Research & Papers

Zero-Shot Satellite Image Retrieval through Joint Embeddings: Application to Crisis Response

31.6% accuracy within 50km on disaster queries without paired training data

Deep Dive

A new paper from researchers presents GeoQuery, a zero-shot retrieval system that enables natural-language search of satellite imagery without expensive paired training data. Traditional contrastive models like CLIP require millions of image-caption pairs, which are scarce for remote sensing. GeoQuery sidesteps this by using prompt-aligned text proxies: it generates textual descriptions for a 100k proxy subset of global Sentinel-2 tiles and optimizes the generation prompt so that text embeddings correlate with visual embeddings from the frozen CLAY foundation model.

Queries are resolved in two stages: first a text-similarity search over the 100k proxy subset, then a visual nearest-neighbor search over worldwide CLAY embeddings.

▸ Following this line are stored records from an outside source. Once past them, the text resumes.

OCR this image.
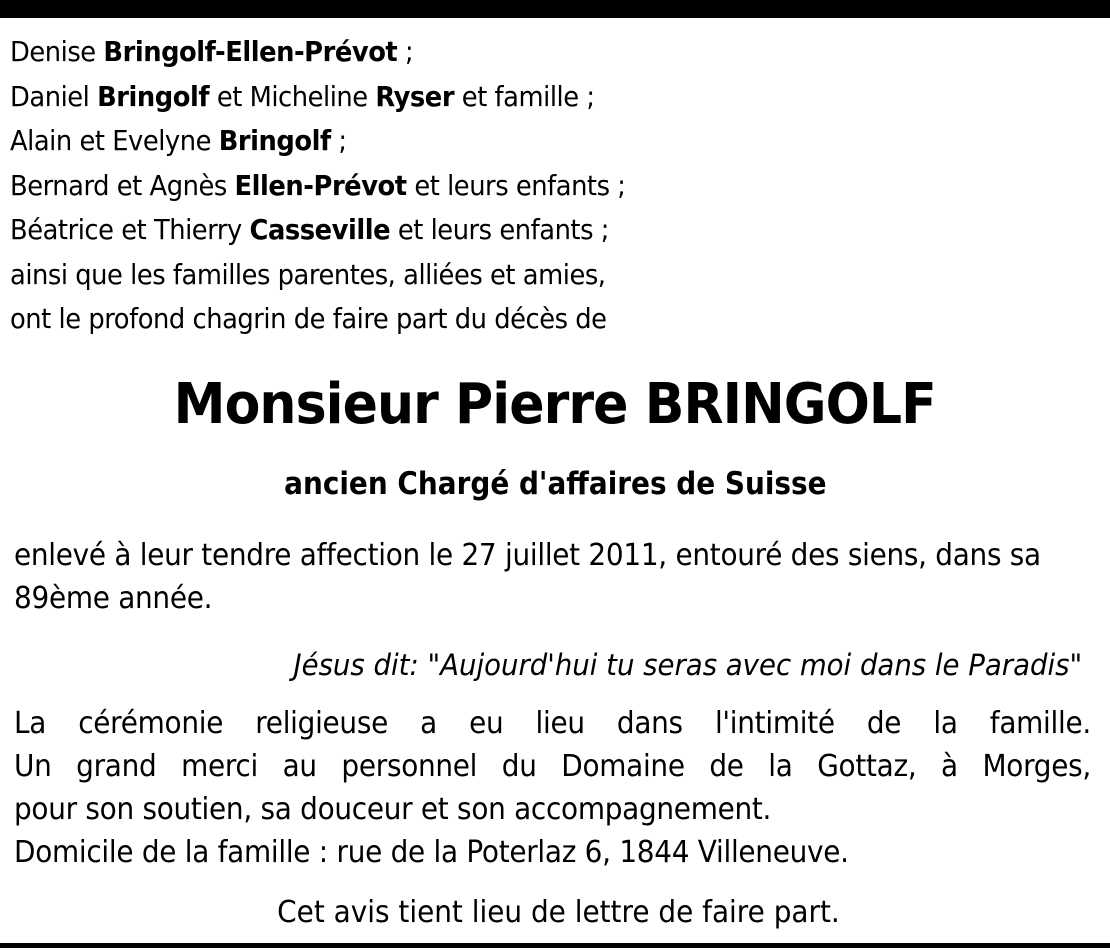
Denise Bringolf-Ellen-Prévot ;
Daniel Bringolf et Micheline Ryser et famille ;
Alain et Evelyne Bringolf ;
Bernard et Agnès Ellen-Prévot et leurs enfants ;
Béatrice et Thierry Casseville et leurs enfants ;
ainsi que les familles parentes, alliées et amies,
ont le profond chagrin de faire part du décès de
Monsieur Pierre BRINGOLF
ancien Chargé d'affaires de Suisse
enlevé à leur tendre affection le 27 juillet 2011, entouré des siens, dans sa 89ème année.
Jésus dit: "Aujourd'hui tu seras avec moi dans le Paradis"
La cérémonie religieuse a eu lieu dans l'intimité de la famille.
Un grand merci au personnel du Domaine de la Gottaz, à Morges,
pour son soutien, sa douceur et son accompagnement.
Domicile de la famille : rue de la Poterlaz 6, 1844 Villeneuve.
Cet avis tient lieu de lettre de faire part.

On 76 disaster-location queries covering UK floods, US wildfires, and US droughts, GeoQuery achieves 31.6% accuracy within 50 km, with 50% accuracy on floods where RGB terrain features are well captured. The system was deployed within ECHO, a crisis response platform using Agentic Action Graphs, and successfully identified vulnerable areas during Brisbane's 2025 Cyclone Alfred. Downstream flood simulations reproduced historical patterns, demonstrating practical operational value.

Key Points
  • GeoQuery uses prompt-aligned text proxies with a 100k Sentinel-2 subset to align CLAY embeddings without paired training.
  • Achieves 31.6% accuracy within 50km across 76 disaster queries; 50% accuracy on flood events.
  • Deployed in ECHO crisis response system during Cyclone Alfred (2025), enabling downstream flood simulations.

Why It Matters

Enables rapid satellite image search for disaster response, bypassing costly paired data requirements.